Practical Tips for Living with Cystic Fibrosis
Reviewed by: HU Medical Review Board | Last reviewed: September 2019 | Last updated: May 2021
Life with a complex, chronic condition such as cystic fibrosis (CF) can be challenging sometimes, especially when the two to three hours of treatment per day get in the way of other activities. The main priority in living with CF is sticking to your treatment plan to reduce symptoms and slow progression of the disease as much as possible. However, many lifestyle tips and tricks can help improve quality of life for the person with CF and their loved ones.
People with CF and their families quickly become adept at finding clever ways to balance all the needs of regular life with those of cystic fibrosis. These practical tips can range from the most efficient ways to clean breathing equipment and managing medication schedules to advice for increasing calorie intake in an uncooperative toddler.
Other families can help you learn the best ways to travel with CF equipment and how to balance caring for a child with CF with the needs of your other children. Connecting with other CF patients and families can help you find the tips you need to make life easier.
Infection prevention and control
Infection prevention and control plays a huge role in keeping a person with CF as healthy as possible. Your CF treatment team and fellow CF families can help you find and maintain the right combination of techniques for handwashing, disinfecting nebulizers, keeping the house clean, and avoiding potentially germy leisure activities such as swimming, gardening, DIY home improvements, or going to the gym.
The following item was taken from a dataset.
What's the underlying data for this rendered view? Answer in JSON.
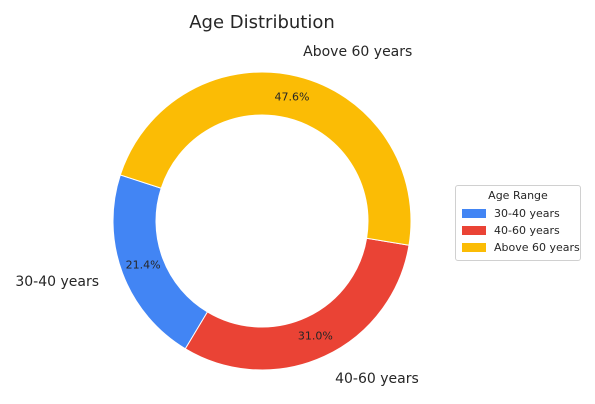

Avoiding contact with other cystic fibrosis patients
Research shows that germs spread exceptionally well between people with CF, and so the 6-foot rule was developed. The rule says that people with CF should avoid both direct and indirect contact with others who have CF.
In addition to remaining at least 6 feet apart, people with CF should avoid shaking hands, kissing, or hugging, and should cover their cough. Spreading germs between people with CF is called cross-infection and it leads to worsening symptoms and a rapid decline in lung function.1
Costs and insurance
As with any long-term chronic illness, health care costs are high. About 50% of people with CF are covered by private insurance and 50% are enrolled in federal or state-funded programs (Medicare and Medicaid). Even with insurance, many costs are not covered so families must find a way to pay for these extra expenses or forgo treatment.2
Transitioning from pediatric to adult care
Moving from the family-centered care of a children’s hospital to the more self-directed care of an adult facility is a complex process and preparation for this change should begin as early as 7 or 8 years of age. For the transition from pediatric to adult care to be successful, it should not happen abruptly. The transition should take place over years with the full participation of the patient, their family, and the medical team.
Transition can be stressful for the patient and caregivers alike, especially if done too quickly. However, building a strong relationship with the new adult care team directly impacts the person’s long-term health for the better.
Working with your child’s daycare/school/camp
Everyday kid activities include going to daycare or school, staying overnight with friends, and going away to camp. Such activities let your child have fun while learning independence, building social skills, and giving your child a sense of normalcy.
It also requires substantial preparation and planning on the part of caregivers. Whether they visit a friend’s house or go to elementary school, you’ll need to talk to parents, teachers, and camp organizers about the need for infection prevention and control, your child’s treatment regime, and how important both are to your child’s health.